Labour selecting pro-independence candidates might just be a genuinely historic moment for Wales
Three weeks after I wrote a blog post questioning the effectiveness of independence supporters organising within Labour, it seems I’ve changed my tune. Or perhaps Labour for an Independent Wales have taken my criticism on board. Either way, it’s hard to ignore the news that Labour are continuing to select pro-independence candidates for this year’s Senedd elections.
Dylan Lewis-Rowlands’s selection as the Labour candidate for Ceredigion gives Labour for Independence their first constituency candidate, supplementing Ben Gwalchmai’s selection on the Mid and West Wales list and giving pro-independence candidates an added prominence that even I – a rare defender of our mixed-member electoral system – have to acknowledge.
And perhaps more importantly, it shows that Ben Gwalchmai’s selection was not a one-off: this is the first sign that the support for independence among Labour’s voters is starting to gain representation among Labour’s members, and subsequently among Labour’s candidates. Neither Lewis-Rowlands nor Gwalchmai has any real chance of getting elected this year, but – for perhaps the first time – it’s not completely unthinkable that there might be an independence supporter among Labour’s elected representatives in the future.
Without trying to be needlessly melodramatic, I don’t think it’s unreasonable to place Ceredigion 2021 alongside moments like Carmarthen 1966 – the by-election which saw Gwynfor Evans elected as the first Plaid Cymru MP. Back then, the historic moment was the people of Wales electing a first MP from a party which supported, or would at least countenance, an independent Wales. Now, we have a party which has historically been – a majority of it still is – a unionist party, unfazed by selecting candidates who support independence.
Let’s be clear: this was the party of George Thomas. It still is the party of the likes of Neil Kinnock and Gordon Brown. For about a century it has been Wales’s leading pro-UK party, yet a section of its membership in Wales has been quite happy to select candidates who actively support breaking the UK up. That’s not to say that a majority of Labour’s membership necessarily back independence, or that issue decided the selection – I wasn’t there and I don’t know – but evidently opposing the UK is no longer a deal-breaker.
It’s worth reflecting on how Wales compares to Scotland in that regard. Imagine if Scottish Labour selected a pro-independence candidate for this year, even in an unwinnable seat. It would be practically unimaginable, even scandalous! Welsh Labour is simply in a different place to Scottish Labour on this issue, a position borne of twenty years of Clear Red Water and an ability to continually shift on matters constitutional as Welsh voters’ views change and develop.
It also raises questions for Plaid Cymru and the way they might bring about independence. The party effectively advocates taking the Scottish route to independence, with a single pro-independence party – Plaid Cymru itself – displacing unionist MSes, predominantly Labour ones, winning a majority and delivering an independence referendum. Yet, to date, there is no evidence that Plaid is able to displace Labour wholesale from the areas that it would need to win to form anything close to a majority government.

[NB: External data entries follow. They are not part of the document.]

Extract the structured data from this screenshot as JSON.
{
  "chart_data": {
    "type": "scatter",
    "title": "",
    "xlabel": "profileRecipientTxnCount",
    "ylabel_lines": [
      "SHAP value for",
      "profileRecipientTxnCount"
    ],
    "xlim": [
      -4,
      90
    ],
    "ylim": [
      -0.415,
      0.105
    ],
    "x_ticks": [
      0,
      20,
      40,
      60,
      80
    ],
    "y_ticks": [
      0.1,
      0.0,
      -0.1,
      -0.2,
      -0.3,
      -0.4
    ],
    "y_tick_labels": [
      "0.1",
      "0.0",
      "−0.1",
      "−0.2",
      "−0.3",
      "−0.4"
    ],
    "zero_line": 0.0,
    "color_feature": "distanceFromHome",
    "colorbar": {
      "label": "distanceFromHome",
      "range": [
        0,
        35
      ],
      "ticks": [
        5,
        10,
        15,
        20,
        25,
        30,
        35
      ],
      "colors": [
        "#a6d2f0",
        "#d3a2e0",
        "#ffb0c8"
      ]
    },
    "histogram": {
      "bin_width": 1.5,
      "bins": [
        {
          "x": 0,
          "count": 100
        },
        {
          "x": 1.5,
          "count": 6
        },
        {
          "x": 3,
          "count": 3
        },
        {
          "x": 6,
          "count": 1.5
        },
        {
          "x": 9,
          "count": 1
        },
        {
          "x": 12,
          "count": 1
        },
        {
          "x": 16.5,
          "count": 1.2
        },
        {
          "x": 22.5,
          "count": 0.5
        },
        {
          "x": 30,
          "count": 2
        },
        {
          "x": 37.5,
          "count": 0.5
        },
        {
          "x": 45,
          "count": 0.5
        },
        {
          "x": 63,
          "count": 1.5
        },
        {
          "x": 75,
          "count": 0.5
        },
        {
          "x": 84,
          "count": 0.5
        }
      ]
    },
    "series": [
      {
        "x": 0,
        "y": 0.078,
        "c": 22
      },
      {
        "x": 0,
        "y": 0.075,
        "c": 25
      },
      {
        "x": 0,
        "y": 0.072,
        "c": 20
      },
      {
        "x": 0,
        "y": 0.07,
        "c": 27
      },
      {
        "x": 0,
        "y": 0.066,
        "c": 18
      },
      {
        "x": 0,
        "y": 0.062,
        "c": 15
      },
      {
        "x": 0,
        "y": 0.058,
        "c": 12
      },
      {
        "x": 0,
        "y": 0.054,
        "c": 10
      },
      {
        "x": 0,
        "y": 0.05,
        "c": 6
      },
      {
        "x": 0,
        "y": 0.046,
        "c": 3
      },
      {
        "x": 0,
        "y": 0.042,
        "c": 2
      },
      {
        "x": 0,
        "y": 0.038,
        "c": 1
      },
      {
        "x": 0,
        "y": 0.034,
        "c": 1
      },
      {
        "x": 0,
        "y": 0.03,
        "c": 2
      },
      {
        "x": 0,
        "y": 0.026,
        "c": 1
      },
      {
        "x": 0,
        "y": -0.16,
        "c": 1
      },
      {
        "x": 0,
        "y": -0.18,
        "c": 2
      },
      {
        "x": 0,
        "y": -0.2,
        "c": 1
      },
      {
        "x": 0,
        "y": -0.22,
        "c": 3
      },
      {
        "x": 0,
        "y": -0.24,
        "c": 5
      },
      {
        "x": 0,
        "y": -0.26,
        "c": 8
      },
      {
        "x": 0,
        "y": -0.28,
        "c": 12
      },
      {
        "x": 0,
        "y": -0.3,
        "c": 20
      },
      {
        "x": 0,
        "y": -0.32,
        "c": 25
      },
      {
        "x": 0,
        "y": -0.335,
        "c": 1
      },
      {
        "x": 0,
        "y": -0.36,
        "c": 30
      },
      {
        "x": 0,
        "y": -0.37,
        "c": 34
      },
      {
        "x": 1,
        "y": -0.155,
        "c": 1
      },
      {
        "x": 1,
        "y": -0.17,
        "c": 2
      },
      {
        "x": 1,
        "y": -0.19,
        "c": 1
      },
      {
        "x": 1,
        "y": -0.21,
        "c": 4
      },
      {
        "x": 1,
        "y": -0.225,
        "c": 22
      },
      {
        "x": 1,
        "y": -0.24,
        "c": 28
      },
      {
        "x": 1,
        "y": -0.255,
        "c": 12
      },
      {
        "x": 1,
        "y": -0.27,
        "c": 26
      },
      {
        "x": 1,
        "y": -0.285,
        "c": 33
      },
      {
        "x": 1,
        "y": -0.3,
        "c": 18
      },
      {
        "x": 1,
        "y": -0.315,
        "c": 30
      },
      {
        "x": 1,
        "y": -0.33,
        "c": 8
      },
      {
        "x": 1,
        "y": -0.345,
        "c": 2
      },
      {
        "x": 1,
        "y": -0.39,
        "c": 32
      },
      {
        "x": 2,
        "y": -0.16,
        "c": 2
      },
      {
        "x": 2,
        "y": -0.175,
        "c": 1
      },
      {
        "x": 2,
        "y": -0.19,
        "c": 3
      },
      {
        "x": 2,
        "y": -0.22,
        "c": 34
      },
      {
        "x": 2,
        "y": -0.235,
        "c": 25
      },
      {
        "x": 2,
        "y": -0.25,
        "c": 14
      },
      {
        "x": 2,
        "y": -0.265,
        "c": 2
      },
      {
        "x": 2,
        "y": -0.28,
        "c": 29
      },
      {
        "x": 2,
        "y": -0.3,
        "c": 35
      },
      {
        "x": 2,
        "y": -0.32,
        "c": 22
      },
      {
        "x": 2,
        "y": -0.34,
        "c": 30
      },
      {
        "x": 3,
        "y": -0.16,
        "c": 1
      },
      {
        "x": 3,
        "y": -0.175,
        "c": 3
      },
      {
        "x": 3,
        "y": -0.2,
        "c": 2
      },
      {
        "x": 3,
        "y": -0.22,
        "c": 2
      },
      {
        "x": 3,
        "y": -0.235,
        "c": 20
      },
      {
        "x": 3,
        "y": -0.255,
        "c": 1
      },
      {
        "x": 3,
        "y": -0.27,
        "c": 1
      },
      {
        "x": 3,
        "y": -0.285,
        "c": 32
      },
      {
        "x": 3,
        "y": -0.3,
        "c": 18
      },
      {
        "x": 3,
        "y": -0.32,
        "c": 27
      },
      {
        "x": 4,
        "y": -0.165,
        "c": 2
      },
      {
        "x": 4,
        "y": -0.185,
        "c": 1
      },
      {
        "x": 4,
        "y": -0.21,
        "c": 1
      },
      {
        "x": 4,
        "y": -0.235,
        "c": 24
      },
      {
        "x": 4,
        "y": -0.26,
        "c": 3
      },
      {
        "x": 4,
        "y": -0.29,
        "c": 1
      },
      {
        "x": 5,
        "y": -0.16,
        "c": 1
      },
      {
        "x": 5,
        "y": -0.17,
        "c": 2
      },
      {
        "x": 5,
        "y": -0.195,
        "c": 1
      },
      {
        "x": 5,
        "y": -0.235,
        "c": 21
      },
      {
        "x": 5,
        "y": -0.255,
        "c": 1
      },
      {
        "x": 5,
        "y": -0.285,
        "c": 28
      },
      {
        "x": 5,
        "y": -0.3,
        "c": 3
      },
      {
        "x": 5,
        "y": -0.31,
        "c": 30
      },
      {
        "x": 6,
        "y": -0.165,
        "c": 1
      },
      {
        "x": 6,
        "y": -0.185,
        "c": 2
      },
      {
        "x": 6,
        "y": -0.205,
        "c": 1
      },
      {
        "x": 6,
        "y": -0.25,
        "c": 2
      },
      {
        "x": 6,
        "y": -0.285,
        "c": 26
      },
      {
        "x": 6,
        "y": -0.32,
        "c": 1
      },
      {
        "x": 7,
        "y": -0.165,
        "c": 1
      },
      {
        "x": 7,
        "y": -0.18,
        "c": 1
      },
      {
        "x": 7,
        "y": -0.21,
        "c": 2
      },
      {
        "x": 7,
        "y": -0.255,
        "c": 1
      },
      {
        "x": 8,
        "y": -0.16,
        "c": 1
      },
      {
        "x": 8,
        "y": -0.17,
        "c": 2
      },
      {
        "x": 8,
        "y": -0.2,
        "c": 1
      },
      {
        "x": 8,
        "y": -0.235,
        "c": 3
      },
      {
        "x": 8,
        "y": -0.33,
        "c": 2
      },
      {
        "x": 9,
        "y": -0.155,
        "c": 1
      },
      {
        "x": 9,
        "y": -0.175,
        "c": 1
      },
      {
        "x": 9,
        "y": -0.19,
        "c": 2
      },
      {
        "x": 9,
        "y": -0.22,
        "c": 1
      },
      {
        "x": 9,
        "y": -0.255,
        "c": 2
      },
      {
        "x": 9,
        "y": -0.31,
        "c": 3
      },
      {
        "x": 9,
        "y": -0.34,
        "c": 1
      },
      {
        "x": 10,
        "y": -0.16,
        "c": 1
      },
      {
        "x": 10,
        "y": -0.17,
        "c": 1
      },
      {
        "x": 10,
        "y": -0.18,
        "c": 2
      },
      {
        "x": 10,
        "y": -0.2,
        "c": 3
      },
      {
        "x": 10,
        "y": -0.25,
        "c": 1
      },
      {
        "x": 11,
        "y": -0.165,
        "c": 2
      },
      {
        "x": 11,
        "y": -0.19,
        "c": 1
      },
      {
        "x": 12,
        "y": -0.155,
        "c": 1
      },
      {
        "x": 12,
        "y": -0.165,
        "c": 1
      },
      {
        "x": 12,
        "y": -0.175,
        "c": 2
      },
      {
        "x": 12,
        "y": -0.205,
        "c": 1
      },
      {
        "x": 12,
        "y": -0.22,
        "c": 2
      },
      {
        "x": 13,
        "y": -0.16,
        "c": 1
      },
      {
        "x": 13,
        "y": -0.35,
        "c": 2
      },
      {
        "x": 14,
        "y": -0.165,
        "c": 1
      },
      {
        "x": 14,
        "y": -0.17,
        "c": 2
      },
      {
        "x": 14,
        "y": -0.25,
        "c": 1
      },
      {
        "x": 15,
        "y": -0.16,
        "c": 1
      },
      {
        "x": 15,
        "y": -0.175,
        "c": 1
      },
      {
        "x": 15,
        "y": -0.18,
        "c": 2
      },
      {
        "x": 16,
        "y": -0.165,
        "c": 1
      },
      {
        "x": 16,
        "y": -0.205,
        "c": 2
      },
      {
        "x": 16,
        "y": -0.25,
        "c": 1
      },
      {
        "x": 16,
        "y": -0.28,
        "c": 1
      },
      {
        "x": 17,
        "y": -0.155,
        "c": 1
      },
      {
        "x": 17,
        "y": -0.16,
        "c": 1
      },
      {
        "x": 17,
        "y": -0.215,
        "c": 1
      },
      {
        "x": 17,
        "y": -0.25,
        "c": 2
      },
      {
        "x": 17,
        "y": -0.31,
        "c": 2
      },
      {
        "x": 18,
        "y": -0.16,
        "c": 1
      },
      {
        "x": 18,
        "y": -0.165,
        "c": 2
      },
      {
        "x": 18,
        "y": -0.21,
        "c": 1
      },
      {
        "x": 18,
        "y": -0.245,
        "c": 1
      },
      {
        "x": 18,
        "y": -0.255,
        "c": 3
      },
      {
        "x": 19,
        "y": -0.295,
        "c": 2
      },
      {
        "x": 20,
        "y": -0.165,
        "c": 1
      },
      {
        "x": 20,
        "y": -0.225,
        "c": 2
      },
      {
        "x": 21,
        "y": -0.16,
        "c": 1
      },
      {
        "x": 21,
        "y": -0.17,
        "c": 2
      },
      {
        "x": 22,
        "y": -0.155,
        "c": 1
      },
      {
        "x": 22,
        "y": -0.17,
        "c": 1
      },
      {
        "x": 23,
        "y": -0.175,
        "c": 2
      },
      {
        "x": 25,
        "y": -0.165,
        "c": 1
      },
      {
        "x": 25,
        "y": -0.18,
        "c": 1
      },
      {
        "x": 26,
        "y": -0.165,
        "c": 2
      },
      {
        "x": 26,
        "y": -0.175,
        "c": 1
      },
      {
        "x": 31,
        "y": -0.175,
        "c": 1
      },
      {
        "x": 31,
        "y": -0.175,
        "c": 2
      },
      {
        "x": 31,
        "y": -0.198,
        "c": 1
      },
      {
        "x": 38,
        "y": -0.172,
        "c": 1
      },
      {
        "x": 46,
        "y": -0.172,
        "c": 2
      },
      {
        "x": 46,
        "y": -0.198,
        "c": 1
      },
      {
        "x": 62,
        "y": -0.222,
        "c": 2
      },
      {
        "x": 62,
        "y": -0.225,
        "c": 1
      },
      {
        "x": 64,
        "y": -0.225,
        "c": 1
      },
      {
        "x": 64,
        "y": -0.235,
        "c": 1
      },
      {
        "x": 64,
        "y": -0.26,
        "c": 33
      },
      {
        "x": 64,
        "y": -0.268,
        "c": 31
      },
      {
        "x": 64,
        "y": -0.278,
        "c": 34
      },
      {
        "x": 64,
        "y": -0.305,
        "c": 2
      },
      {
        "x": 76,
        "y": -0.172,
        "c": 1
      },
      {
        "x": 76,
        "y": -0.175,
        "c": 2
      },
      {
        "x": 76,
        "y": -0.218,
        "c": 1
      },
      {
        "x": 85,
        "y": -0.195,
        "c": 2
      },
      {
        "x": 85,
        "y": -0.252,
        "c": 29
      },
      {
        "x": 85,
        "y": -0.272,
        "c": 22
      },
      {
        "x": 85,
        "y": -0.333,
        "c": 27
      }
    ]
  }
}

In light of today’s news, you could suggest a different role for Plaid Cymru – to do to Labour something like what UKIP did to the Conservatives to deliver Brexit. In doing so they would accept that, just as UKIP were never going to win a Commons majority, Plaid couldn’t win the Senedd majority needed for them to call a referendum, so would instead aim to win enough of the Labour vote in places where it counts to spook Labour into a more accommodating position on independence. This would be much easier to attempt if there were a few Douglas Carswells or John Redwoods – long-standing campaigners for a referendum – elected to the Welsh Labour backbenches.
But Plaid Cymru is a very different rival to Labour than UKIP was to the Tories. Labour are surely too used to fighting elections against, and beating, Plaid to fear a sudden Plaid insurgency and shift their policy enough. Despite the jibes, Plaid are also not enough of a single-issue party to prioritise independence over power – quite understandably, like most parties, their main aim is to win as many seats as they can.
It may also be that I am getting carried away here. Perhaps this is only a flash in the pan, a false start. It may be that pro-independence Labour candidates remain a feature of the odd unwinnable seat or the bottom of regional lists. Who knows what the media’s reaction might be to pro-independence Labour candidates if independence were as big an issue as it is in Scotland? A pro-independence Labour minister seems quite a way off yet.
The real test remains whether we see a first pro-independence Labour MS take their seat in the Siambr – not this year, but maybe in five years’ time.
That would truly transform the nature of the campaign for independence, and signal a huge break with the path Scotland looks to be taking. But when historians look for the moment where Labour openly acknowledged that it was not as unanimous in its loyal defence of the UK union as it had previously let on, 2021 would have to be a very strong candidate.